The Blackwell's Island Asylum opened in 1839. The first lunatic asylum in the city of New York and the first municipal mental hospital in the country, the facility on Blackwell's Island (later Welfare, now Roosevelt Island) was designed by Alexander Jackson Davis. Nearly from its opening the institution was plagued by overcrowding, under-funding, and scandals. In 1887 Nellie Bly, a reporter, entered the hospital under the guise of insanity on assignment from newspaperman Joseph Pulitzer. Her resulting report, later published as "Ten Days in a Mad-House," exposed and embarrassed the institution and was a major factor in its closure. Beginning in 1894, the institution slowly emptied, continuing until the final patients were moved to new facilities in 1901. The building was then taken over by Metropolitan Hospital, which remained on the island through 1955.

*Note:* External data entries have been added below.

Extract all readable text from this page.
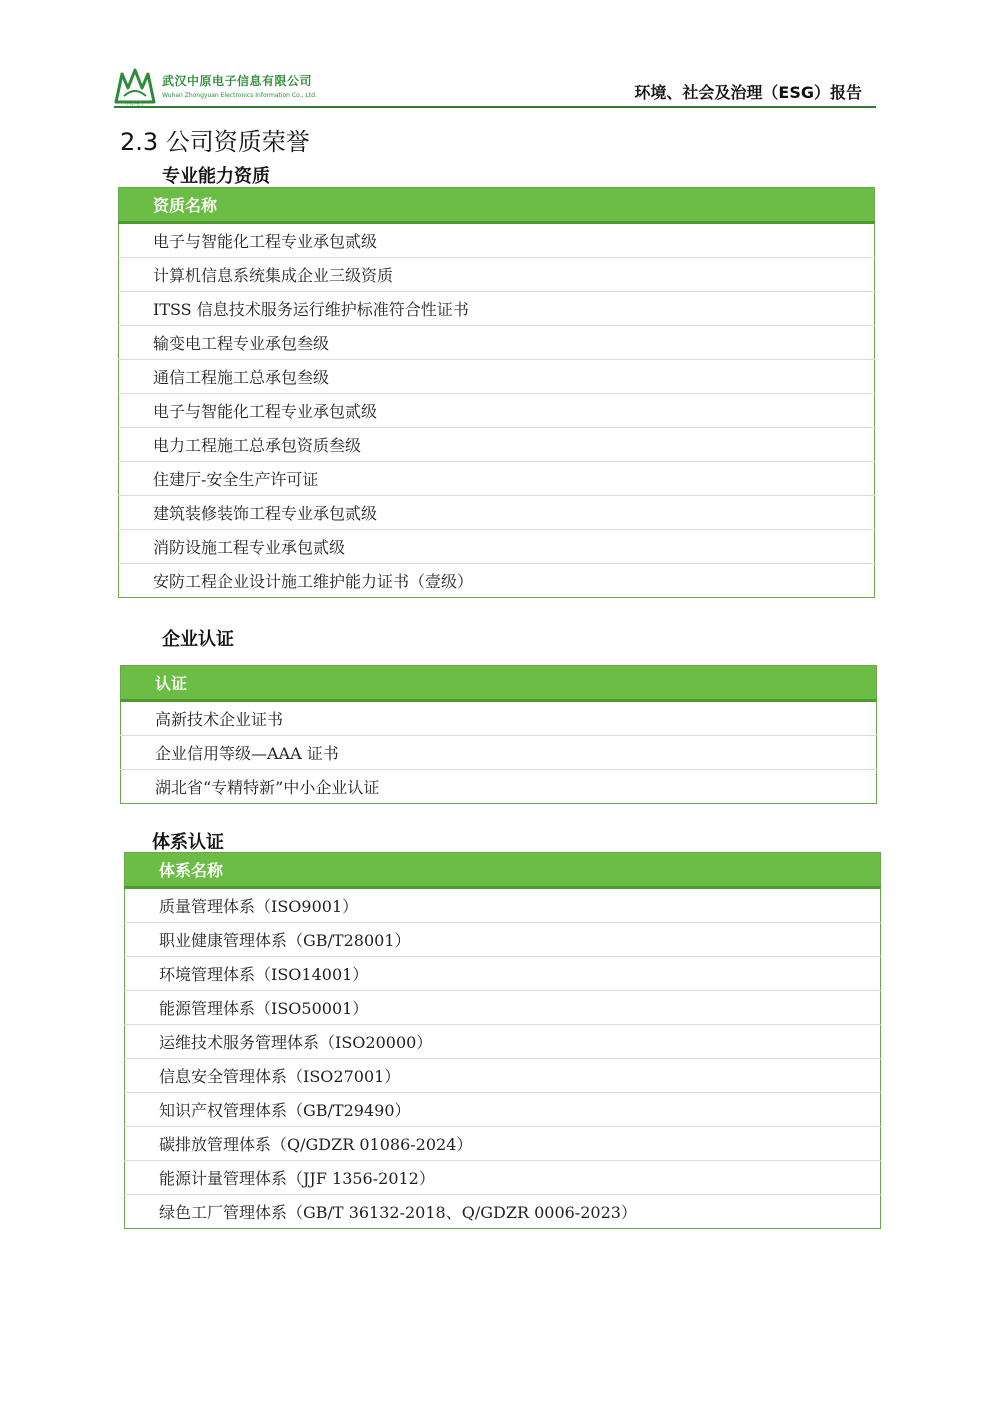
中原电子
武汉中原电子信息有限公司
Wuhan Zhongyuan Electronics Information Co., Ltd.	环境、社会及治理（ESG）报告
2.3 公司资质荣誉
专业能力资质
资质名称
电子与智能化工程专业承包贰级
计算机信息系统集成企业三级资质
ITSS 信息技术服务运行维护标准符合性证书
输变电工程专业承包叁级
通信工程施工总承包叁级
电子与智能化工程专业承包贰级
电力工程施工总承包资质叁级
住建厅-安全生产许可证
建筑装修装饰工程专业承包贰级
消防设施工程专业承包贰级
安防工程企业设计施工维护能力证书（壹级）
企业认证
认证
高新技术企业证书
企业信用等级—AAA 证书
湖北省“专精特新”中小企业认证
体系认证
体系名称
质量管理体系（ISO9001）
职业健康管理体系（GB/T28001）
环境管理体系（ISO14001）
能源管理体系（ISO50001）
运维技术服务管理体系（ISO20000）
信息安全管理体系（ISO27001）
知识产权管理体系（GB/T29490）
碳排放管理体系（Q/GDZR 01086-2024）
能源计量管理体系（JJF 1356-2012）
绿色工厂管理体系（GB/T 36132-2018、Q/GDZR 0006-2023）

The Octagon Tower is the only surviving structure of the original building. It was the main entrance to the Asylum. After the Metropolitan Hospital vacated the building in the 1950s it remained vacant and was left to deteriorate. The wings of the structure were demolished and the Octagon Tower was in rough shape (seen here) when it was placed on the National Register of Historic Places in 1972. In the early 2000s the building was restored and opened as the entrance to a pair of large adjacent apartment buildings.